Characterizing inhibitors of the mutagenic retrotransposon LINE1 endonuclease
Full Project (May 1, 2015 - Present)
Full Project (May 1, 2014 - April 30, 2015)
Pilot Project (May 1, 2013 – April 30, 2014)
There is compelling evidence that the endonuclease (EN) encoded by the retrotransposon Long interspersed element 1 (LINE1) is a powerful causative agent of genetic instability. Expression of the LINE1 EN has been demonstrated to induce DNA double strand breaks (DSBs), damage that is known to be mutagenic and induce diseases such as cancer. In addition, the increased mobilization and expression of LINE1 elements has been observed in germ line, and in some somatic and tumor tissues. However, no studies have shown direct evidence that LINE1-induced DNA DSBs contribute to the induction or progression of diseases because there is currently no tool to specifically limit LINE1 EN activity in cells. Traditional techniques such as RNA knockdown are not feasible due to the large number of LINE1 elements and the location of some of the elements near or in coding regions of the genome. The best tool for deciphering the role of LINE1 EN in genetic instability and disease would be a potent and specific inhibitor of its activity, but no such inhibitor has been discovered yet. In our laboratory, we have been working on screening small molecules from a NIH library. Structural analogs of a promising molecule were made, and we have thus far identified three candidates that inhibit the activity of the lINE1 EN in vitro, have limited cellular toxicity and are able to reduce LINE1 mobilization in HeLa cells. However, further characterization in different types of cells needs to be done before the general use of these inhibitors in the study of LINE1 induced disease in animals.
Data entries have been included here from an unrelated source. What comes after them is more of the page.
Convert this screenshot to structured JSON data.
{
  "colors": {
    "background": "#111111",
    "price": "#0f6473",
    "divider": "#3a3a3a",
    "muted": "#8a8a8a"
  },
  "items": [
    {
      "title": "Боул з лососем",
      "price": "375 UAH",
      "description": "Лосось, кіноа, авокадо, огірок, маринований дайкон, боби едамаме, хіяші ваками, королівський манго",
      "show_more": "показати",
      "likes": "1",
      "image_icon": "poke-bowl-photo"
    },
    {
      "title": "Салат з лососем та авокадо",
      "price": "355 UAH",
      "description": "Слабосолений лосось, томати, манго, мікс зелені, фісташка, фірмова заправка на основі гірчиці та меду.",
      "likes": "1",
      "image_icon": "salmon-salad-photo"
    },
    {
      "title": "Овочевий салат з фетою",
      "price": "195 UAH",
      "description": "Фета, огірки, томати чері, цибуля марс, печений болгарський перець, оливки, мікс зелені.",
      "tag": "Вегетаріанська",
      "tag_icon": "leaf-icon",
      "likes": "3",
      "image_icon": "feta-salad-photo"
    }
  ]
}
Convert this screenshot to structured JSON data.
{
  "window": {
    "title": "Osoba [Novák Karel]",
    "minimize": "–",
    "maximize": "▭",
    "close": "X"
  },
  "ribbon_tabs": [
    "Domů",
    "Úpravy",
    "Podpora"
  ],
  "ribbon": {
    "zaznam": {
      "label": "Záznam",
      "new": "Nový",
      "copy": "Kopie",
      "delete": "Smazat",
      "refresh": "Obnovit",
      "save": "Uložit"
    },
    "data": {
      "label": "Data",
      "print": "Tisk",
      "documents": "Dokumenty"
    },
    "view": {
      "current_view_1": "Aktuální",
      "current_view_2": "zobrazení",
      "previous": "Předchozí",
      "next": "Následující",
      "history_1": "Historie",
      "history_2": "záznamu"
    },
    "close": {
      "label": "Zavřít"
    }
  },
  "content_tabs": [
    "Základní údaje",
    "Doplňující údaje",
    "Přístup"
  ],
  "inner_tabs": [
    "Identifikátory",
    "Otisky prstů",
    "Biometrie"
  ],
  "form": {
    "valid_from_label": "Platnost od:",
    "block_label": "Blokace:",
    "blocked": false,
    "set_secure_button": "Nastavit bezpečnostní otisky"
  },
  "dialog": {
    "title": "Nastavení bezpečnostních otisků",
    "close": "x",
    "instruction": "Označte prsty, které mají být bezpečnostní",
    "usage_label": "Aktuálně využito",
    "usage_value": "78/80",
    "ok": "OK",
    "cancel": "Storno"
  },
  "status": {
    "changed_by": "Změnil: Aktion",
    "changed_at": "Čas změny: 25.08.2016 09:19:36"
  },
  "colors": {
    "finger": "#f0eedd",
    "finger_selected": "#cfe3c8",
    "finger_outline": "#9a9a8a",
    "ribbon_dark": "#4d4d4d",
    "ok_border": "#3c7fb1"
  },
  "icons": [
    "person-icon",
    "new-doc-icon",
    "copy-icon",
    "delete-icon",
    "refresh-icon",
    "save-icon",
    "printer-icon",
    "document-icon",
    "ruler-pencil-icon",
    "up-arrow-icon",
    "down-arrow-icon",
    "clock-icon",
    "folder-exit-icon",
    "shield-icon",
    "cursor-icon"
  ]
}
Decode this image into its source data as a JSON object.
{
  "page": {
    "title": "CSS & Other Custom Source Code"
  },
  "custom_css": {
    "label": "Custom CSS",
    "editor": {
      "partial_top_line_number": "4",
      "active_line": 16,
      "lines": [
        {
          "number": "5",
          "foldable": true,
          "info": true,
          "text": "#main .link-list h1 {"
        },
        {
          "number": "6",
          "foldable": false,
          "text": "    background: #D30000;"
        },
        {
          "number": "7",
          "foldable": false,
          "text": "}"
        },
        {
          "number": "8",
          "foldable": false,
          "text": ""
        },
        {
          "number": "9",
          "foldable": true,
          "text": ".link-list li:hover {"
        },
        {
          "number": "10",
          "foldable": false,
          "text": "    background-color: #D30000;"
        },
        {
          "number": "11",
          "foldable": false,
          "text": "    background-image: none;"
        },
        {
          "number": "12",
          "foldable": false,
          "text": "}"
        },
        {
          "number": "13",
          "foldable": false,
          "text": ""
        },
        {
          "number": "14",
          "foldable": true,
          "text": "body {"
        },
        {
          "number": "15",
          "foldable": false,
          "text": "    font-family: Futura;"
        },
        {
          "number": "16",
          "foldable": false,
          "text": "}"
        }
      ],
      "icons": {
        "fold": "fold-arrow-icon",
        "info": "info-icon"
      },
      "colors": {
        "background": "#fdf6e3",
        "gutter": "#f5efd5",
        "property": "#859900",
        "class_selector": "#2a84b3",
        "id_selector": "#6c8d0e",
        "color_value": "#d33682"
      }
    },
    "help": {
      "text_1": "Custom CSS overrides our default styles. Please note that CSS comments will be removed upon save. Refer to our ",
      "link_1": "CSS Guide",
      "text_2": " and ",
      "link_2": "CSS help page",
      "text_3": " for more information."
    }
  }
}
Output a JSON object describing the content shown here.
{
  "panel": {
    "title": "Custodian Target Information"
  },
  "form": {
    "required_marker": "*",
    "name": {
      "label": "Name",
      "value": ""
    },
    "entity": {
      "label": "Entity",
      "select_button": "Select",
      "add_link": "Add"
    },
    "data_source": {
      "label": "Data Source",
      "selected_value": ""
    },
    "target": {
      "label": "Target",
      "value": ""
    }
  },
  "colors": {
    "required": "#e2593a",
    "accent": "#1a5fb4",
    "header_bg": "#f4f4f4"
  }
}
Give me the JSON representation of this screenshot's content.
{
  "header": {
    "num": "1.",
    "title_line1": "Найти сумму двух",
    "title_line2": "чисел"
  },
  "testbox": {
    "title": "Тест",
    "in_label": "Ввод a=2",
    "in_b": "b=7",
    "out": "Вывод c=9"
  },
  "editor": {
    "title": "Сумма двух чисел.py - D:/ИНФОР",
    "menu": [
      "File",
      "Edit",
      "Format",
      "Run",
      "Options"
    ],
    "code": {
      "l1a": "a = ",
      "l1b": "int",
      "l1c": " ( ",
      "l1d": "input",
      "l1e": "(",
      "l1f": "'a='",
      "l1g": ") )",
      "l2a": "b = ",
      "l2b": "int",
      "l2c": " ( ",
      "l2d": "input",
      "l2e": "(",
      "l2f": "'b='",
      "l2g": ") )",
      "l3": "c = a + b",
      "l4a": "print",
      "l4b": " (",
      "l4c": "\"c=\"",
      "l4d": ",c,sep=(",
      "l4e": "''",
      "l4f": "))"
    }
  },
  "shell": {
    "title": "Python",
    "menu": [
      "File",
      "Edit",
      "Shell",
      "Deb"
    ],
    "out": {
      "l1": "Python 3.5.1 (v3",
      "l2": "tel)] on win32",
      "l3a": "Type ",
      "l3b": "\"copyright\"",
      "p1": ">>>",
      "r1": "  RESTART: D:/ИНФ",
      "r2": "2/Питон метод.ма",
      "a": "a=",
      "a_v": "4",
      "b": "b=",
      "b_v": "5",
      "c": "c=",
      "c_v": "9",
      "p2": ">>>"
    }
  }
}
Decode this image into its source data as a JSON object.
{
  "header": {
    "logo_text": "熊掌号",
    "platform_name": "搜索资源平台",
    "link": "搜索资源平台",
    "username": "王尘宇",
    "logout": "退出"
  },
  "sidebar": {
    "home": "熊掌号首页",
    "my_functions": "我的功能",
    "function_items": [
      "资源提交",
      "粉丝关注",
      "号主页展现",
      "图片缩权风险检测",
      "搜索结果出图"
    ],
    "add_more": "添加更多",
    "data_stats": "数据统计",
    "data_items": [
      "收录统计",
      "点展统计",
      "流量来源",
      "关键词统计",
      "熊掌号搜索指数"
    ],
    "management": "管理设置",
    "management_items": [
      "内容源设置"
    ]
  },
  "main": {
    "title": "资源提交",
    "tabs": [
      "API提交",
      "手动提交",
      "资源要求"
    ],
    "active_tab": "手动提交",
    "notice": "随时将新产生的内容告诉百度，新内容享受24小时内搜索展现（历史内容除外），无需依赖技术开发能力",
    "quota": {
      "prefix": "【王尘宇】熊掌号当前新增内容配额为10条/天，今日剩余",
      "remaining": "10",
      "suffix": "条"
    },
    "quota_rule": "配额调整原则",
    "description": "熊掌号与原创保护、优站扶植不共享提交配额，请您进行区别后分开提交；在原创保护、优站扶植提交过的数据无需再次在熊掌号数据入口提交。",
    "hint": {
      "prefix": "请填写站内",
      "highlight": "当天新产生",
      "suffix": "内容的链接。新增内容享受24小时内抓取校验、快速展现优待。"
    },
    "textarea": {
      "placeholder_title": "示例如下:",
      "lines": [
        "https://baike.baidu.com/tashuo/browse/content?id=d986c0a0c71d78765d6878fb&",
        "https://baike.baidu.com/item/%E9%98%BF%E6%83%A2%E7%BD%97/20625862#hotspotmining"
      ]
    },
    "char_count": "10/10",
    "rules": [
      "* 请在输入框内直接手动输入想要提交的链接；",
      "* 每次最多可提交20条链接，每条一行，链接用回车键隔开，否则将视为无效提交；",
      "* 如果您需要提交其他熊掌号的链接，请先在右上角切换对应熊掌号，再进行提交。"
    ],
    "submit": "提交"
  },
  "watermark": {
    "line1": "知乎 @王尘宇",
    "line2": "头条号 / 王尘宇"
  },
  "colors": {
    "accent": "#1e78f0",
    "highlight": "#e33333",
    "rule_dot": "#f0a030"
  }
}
Our long-term goal is to determine the impact of the LINE1 element on human disease. The objective for this application, the next step in achieving our long-term goal, is to further characterize small molecule inhibitors of the LINE1 EN in multiple cell lines and to test the inhibitors in a tumor- environment. Our rationale for this research project is to design a good tool that allows us to study L1 EN caused damage in cells and the role in the initiation and progression of diseases in a mouse model.